Bab 1: Warisan Tak Terduga
Sabrina duduk di meja makan, menatap surat di hadapannya dengan rasa ingin tahu campur cemas. Surat dari pengacara itu berisi kabar mengejutkan---ia mewarisi sebuah rumah tua dari buyutnya yang baru saja meninggal. Meskipun rumah itu berada di pinggir desa dan dikenal angker, rasa penasaran mengalahkan ketakutannya. Ia selalu mendengar cerita-cerita misterius tentang rumah itu dari neneknya. Konon, rumah tersebut menyimpan rahasia gelap dan kisah tragis yang melibatkan generasi sebelumnya.
"Jadi, kau benar-benar akan pergi?" tanya sahabatnya, Lila, saat mereka bertemu di kafe.
Sabrina mengangguk, merasa ada dorongan tak terelakkan untuk menjelajahi tempat itu. "Aku harus tahu kenapa buyutku memilihku sebagai pewaris," ujarnya.
Lila mengernyit, menyarankan agar Sabrina berpikir dua kali. "Rumah itu tidak hanya tua, tapi juga terkenal angker. Banyak yang bilang, hantu buyutmu masih berkeliaran di sana."
Malam itu, Sabrina mempersiapkan segala sesuatunya. Ia mengemas beberapa pakaian dan membawa senter serta kamera untuk mendokumentasikan pengalamannya. Sesaat sebelum berangkat, ia melirik ke foto buyutnya yang tergantung di dinding. Wanita itu tampak anggun, dengan mata yang menyimpan banyak cerita. Sabrina merasa ada ikatan kuat antara mereka, seolah buyutnya sedang memanggilnya untuk kembali.
Ketika Sabrina tiba di desa, suasana terasa sunyi. Jalan setapak menuju rumah dipenuhi rumput liar, dan pepohonan di sekelilingnya seolah merangkul tempat itu dengan erat. Rumah tua itu berdiri angkuh di ujung jalan, dengan cat yang sudah mengelupas dan jendela-jendela yang tertutup rapat. Meskipun terlihat mengerikan, Sabrina merasa ada sesuatu yang memikat.
Malam mulai merayap, dan Sabrina mengambil napas dalam-dalam sebelum melangkah masuk. Suara pintu yang berderak membuatnya terloncat, dan ia menyalakan senter. Ruang tamu dipenuhi debu, dan bau lembap menyeruak. Lampu-lampu antik menggantung rendah, memberikan suasana suram yang membuat bulu kuduknya meremang. Di dinding, foto-foto keluarganya menghiasi ruangan, tetapi mata mereka tampak penuh misteri, seolah mengawasi setiap gerakannya.
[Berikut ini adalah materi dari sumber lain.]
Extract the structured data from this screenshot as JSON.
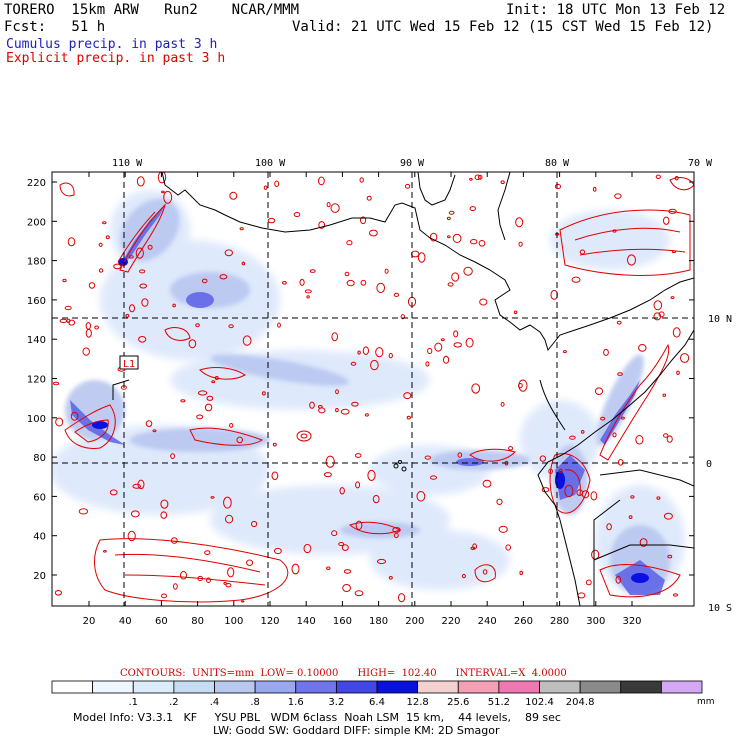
{
  "header": {
    "model": "TORERO  15km ARW   Run2    NCAR/MMM",
    "init": "Init: 18 UTC Mon 13 Feb 12",
    "forecast": "Fcst:   51 h",
    "valid": "Valid: 21 UTC Wed 15 Feb 12 (15 CST Wed 15 Feb 12)"
  },
  "legend": {
    "cumulus": "Cumulus precip. in past 3 h",
    "explicit": "Explicit precip. in past 3 h",
    "cumulus_color": "#2020c0",
    "explicit_color": "#e00000"
  },
  "map": {
    "top_lon_labels": [
      "110 W",
      "100 W",
      "90 W",
      "80 W",
      "70 W"
    ],
    "right_lat_labels": [
      "10 N",
      "0",
      "10 S"
    ],
    "y_ticks": [
      "220",
      "200",
      "180",
      "160",
      "140",
      "120",
      "100",
      "80",
      "60",
      "40",
      "20"
    ],
    "x_ticks": [
      "20",
      "40",
      "60",
      "80",
      "100",
      "120",
      "140",
      "160",
      "180",
      "200",
      "220",
      "240",
      "260",
      "280",
      "300",
      "320"
    ],
    "low_marker": "L1"
  },
  "contours_line": "CONTOURS:  UNITS=mm  LOW= 0.10000      HIGH=  102.40      INTERVAL=X  4.0000",
  "colorbar": {
    "colors": [
      "#ffffff",
      "#eef6ff",
      "#ddecfb",
      "#c4dcf4",
      "#b8c8f0",
      "#9aa8ee",
      "#7076ea",
      "#4248e8",
      "#0a10e0",
      "#f4d0d0",
      "#f4a0b4",
      "#ee78b0",
      "#bebebe",
      "#8a8a8a",
      "#3a3a3a",
      "#d4a8f4"
    ],
    "labels": [
      ".1",
      ".2",
      ".4",
      ".8",
      "1.6",
      "3.2",
      "6.4",
      "12.8",
      "25.6",
      "51.2",
      "102.4",
      "204.8"
    ],
    "unit": "mm"
  },
  "footer": {
    "line1": "Model Info: V3.3.1   KF     YSU PBL   WDM 6class  Noah LSM  15 km,    44 levels,    89 sec",
    "line2": "LW: Godd SW: Goddard DIFF: simple KM: 2D Smagor"
  }
}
Sabrina meraba dinding, berusaha mencari jejak masa lalu. Dalam hati, ia berharap bisa merasakan kehadiran buyutnya, mencari petunjuk tentang mengapa rumah ini diwariskan padanya. Namun, seiring berjalannya waktu, rasa takut mulai menggerogoti kebeSabrinaannya. Suara angin yang berdesir di celah-celah jendela terdengar seperti bisikan, mengingatkannya pada cerita-cerita yang sering diceritakan neneknya.
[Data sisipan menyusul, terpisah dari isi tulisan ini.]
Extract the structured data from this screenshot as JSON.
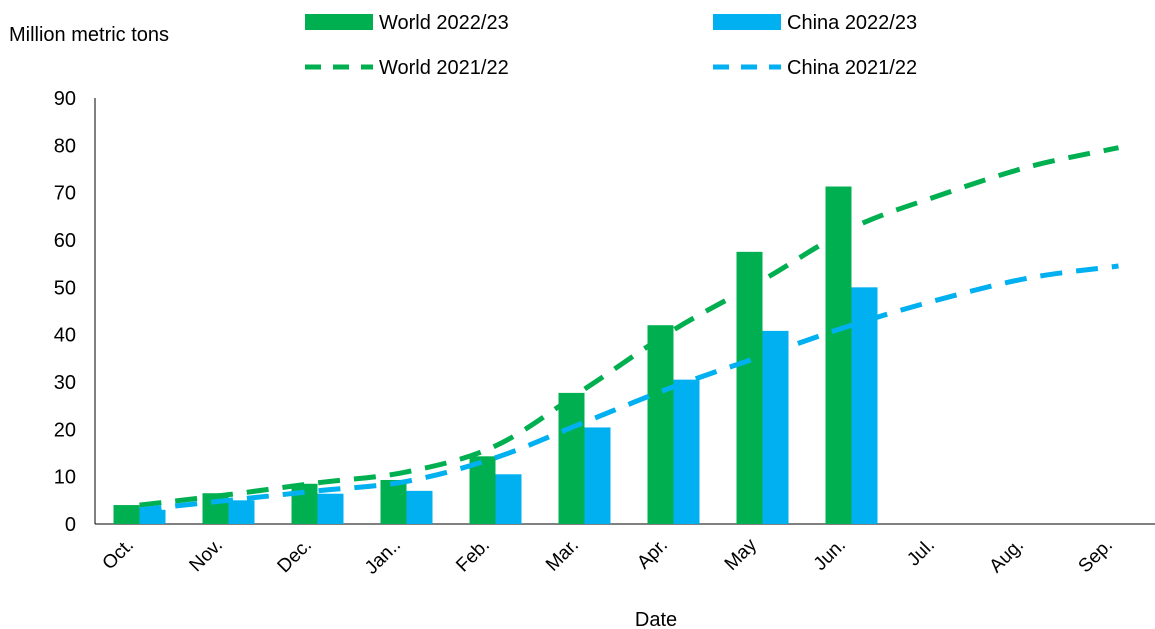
{
  "chart_data": {
    "type": "bar",
    "ylabel": "Million metric tons",
    "xlabel": "Date",
    "ylim": [
      0,
      90
    ],
    "yticks": [
      0,
      10,
      20,
      30,
      40,
      50,
      60,
      70,
      80,
      90
    ],
    "categories": [
      "Oct.",
      "Nov.",
      "Dec.",
      "Jan..",
      "Feb.",
      "Mar.",
      "Apr.",
      "May",
      "Jun.",
      "Jul.",
      "Aug.",
      "Sep."
    ],
    "series": [
      {
        "name": "World 2022/23",
        "kind": "bar",
        "color": "#00b050",
        "values": [
          4,
          6.5,
          8.5,
          9.3,
          14.3,
          27.7,
          42,
          57.5,
          71.3,
          null,
          null,
          null
        ]
      },
      {
        "name": "China 2022/23",
        "kind": "bar",
        "color": "#00b0f0",
        "values": [
          3,
          5,
          6.4,
          7,
          10.5,
          20.4,
          30.5,
          40.8,
          50,
          null,
          null,
          null
        ]
      },
      {
        "name": "World 2021/22",
        "kind": "line-dashed",
        "color": "#00b050",
        "values": [
          4,
          6.2,
          8.7,
          11,
          16.5,
          28.5,
          41,
          51.5,
          62.5,
          69.5,
          75.5,
          79.5
        ]
      },
      {
        "name": "China 2021/22",
        "kind": "line-dashed",
        "color": "#00b0f0",
        "values": [
          3,
          5,
          7,
          9,
          14,
          21.5,
          29,
          35.5,
          42,
          47.5,
          52,
          54.5
        ]
      }
    ],
    "legend_position": "top",
    "grid": false
  }
}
Tiba-tiba, Sabrina merasakan sesuatu yang aneh. Ada perasaan tak nyaman di tenggorokannya, seolah ada yang memperhatikannya. Ia berusaha menenangkan diri dan mengambil napas dalam-dalam.
"Mungkin hanya imajinasiku," gumamnya pada diri sendiri. Namun, saat ia melangkah lebih jauh ke dalam rumah, suara bisikan semakin keras, seolah memanggil namanya.